On average how long do you work on songs and how do you know a song is done and needs no further tweaking?
For me personally, the way I know a song is done and needs no further tweaking is when it’s fully recorded and mastered. Otherwise, I have the urge to continuously be tweaking, but I think I do that in life in other ways as well. It’s just part of my personality! Whether it’s changing one lyric line, a melody line, etc., I feel like as days go by and either I listen to more music or I am able to step away from the song for a bit, I always come back to it with new ideas.
Hehe, yeah I guess in a way all art is a work in progress. Do you write songs mainly from your guts, or based on music theory. E.g. playing around with a blues scale for a while to guide a song in a certain direction?
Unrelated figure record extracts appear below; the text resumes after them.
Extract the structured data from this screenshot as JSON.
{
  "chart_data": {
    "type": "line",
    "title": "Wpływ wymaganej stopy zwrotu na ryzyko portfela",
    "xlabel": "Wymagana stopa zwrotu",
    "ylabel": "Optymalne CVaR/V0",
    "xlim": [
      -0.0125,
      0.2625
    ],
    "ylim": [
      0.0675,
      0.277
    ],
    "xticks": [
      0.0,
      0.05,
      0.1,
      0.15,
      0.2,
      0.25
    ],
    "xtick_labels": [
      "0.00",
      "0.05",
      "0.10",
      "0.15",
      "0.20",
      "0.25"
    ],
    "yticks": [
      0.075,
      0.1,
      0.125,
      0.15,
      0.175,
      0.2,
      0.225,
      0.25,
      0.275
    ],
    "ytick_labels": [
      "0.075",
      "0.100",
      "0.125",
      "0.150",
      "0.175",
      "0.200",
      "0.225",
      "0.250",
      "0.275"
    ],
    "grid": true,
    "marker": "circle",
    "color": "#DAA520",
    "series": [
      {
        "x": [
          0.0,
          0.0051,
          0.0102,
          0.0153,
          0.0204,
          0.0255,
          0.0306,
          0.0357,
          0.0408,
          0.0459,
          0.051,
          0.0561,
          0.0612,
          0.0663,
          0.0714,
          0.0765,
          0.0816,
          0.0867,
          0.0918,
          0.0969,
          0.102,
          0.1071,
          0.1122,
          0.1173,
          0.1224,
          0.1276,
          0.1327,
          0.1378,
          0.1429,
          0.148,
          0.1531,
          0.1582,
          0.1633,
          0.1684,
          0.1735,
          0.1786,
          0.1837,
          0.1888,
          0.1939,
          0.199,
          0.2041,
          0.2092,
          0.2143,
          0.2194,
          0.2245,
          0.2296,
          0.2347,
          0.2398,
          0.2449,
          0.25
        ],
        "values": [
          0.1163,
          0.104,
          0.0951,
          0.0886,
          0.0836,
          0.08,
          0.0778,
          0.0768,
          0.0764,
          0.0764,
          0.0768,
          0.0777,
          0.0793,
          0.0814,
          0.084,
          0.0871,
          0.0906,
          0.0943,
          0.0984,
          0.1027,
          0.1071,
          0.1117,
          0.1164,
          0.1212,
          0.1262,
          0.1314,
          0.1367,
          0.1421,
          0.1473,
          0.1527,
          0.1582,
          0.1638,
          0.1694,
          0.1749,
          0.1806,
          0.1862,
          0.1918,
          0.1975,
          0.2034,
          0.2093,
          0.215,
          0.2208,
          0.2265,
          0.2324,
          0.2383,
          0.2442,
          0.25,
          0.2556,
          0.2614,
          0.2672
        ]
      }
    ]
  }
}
Definitely mainly from my gut. I’m constantly thinking of new song seeds, they’ve always come pretty naturally. It could be a chord progression, a story line, or a melody I start singing in the shower. Sometimes I’ll be in the shower and I’ll realize I’ve been humming a melody line for several minutes while in deep thought. I try to remember the melody in time to get to my phone and record it so I don’t forget it.
Your EP “Backbone” is about to drop soon. You have already released 6 tracks of it. How many more are to come and what may we expect? Maybe try saying it in three words;)
Yes! It’s a 7 song EP that releases May 14th, and I’m excited to say it will release with 1 last song “When I Get Around to Living”.
For beginning indie songwriters, what would you recommend to focus on? There is so much to take care of besides the craft itself, like social media, live gigs, learning to produce and learning the ropes of all the admin things. What would you consider a good “first step” to focus on?
A good “first step” is figuring out what you would need to do, whether it’s creating a team or being your own team, and making a plan. If you are your own team, you need to think like a manager, a business manager, a brand, etc. rather than just an artist who creates music. You need to put yourself in the mindset of being each team member.
Great advice! Last not least and in few words: what do you love the most about making music?
The best part of making music is getting to see your idea come to life, especially when it’s a song you care a lot about, and then getting to share it with the world. This is my first original body of work and a dream a long time in the making, so getting to listen to it and release it is such a joy!
Thank you so much Brooke for this chat and best of success to you!
We look forward to Backbone even more now!